Sekali Lagi Tentang Peristiwa 65: Apa Yang Harus Diperjuangkan?

 

Setiap melewati bulan September-Oktober, kita sekali lagi diingatkan pada petaka berdarah 1965 yang mengubah keadaan rakyat sedemikian rupa seperti belum merdeka. Tahun lalu, ketika peristiwa itu tepat melewati masa 50 tahun, sebagian elemen masyarakat telah bahu-membahu mengangkat peristiwa ini ke panggung nasional hingga internasional dengan berbagai macam cara. Salah satunya adalah inisiatif yang dilakukan oleh Pengadilan Rakyat Internasional (International Peoples Tribunal – IPT 65) serta pemutaran film dokumenter dan diskusi sejarah di ratusan tempat di Indonesia.

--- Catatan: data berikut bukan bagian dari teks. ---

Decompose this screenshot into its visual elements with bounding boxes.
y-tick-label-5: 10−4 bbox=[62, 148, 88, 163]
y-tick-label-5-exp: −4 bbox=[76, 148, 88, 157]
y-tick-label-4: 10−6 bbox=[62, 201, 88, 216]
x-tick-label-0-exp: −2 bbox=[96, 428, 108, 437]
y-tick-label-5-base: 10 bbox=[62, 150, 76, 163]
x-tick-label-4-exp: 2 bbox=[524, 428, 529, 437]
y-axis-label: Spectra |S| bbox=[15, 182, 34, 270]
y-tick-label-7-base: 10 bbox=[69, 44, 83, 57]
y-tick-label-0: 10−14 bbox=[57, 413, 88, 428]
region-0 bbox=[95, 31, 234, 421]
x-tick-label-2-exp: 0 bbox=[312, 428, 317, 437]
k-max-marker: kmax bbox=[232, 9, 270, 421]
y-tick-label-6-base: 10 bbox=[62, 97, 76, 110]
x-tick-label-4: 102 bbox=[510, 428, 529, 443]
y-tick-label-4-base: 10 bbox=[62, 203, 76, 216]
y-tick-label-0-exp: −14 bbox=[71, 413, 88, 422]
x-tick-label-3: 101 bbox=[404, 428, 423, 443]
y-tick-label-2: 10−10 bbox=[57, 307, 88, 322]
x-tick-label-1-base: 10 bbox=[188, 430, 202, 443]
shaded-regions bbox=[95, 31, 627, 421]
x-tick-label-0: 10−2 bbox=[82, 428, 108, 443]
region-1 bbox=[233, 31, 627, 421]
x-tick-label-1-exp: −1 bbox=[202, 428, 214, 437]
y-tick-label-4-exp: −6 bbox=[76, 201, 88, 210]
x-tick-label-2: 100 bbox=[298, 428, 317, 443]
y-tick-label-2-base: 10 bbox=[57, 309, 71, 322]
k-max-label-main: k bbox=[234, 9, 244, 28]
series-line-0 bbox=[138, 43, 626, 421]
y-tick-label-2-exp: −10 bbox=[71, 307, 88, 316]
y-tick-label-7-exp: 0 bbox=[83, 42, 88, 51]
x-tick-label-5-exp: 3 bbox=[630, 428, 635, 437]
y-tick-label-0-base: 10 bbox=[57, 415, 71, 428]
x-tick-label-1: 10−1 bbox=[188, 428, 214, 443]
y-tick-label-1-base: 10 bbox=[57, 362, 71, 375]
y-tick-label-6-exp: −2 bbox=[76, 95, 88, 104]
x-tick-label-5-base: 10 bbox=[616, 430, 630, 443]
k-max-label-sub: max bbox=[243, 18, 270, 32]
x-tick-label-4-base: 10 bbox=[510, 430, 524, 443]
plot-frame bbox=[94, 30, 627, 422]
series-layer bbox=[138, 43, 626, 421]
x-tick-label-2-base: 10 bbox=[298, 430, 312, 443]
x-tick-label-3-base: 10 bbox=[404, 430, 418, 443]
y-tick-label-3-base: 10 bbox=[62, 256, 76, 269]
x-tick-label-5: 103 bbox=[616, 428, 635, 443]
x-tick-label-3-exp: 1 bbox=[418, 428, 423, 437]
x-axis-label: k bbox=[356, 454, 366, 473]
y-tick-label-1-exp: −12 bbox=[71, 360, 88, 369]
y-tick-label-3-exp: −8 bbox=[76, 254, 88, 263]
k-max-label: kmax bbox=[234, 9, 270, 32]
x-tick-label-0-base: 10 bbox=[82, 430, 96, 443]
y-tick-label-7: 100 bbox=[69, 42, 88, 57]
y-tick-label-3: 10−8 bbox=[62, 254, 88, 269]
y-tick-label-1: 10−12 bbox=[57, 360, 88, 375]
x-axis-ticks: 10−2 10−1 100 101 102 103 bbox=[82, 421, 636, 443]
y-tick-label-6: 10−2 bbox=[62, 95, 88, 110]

Pengadilan Rakyat Internasional (International Peoples Tribunal – IPT 65) yang digelar pada 10-13 November 2015 lalu misalnya, telah mengeluarkan keputusan bahwa Indonesia dianggap telah melakukan 9 kejahatan terhadap kemanusiaan dalam peristiwa tersebut. Kejahatan itu berupa: pembunuhan massal, perbudakan, pemenjaraan, penghilangan paksa, penyiksaan, kekerasan seksual, persekusi, propaganda kebencian, dan pelibatan negara lain. Selain itu pengadilan juga memberikan rekomendasi permintaan maaf dari negara kepada korban, penyidikan dan pengadilan terhadap pelaku kejahatan kemanusiaan, rehabilitasi dan kompensasi kepada korban, dan juga pengungkapan kebenaran terhadap peristiwa 1965.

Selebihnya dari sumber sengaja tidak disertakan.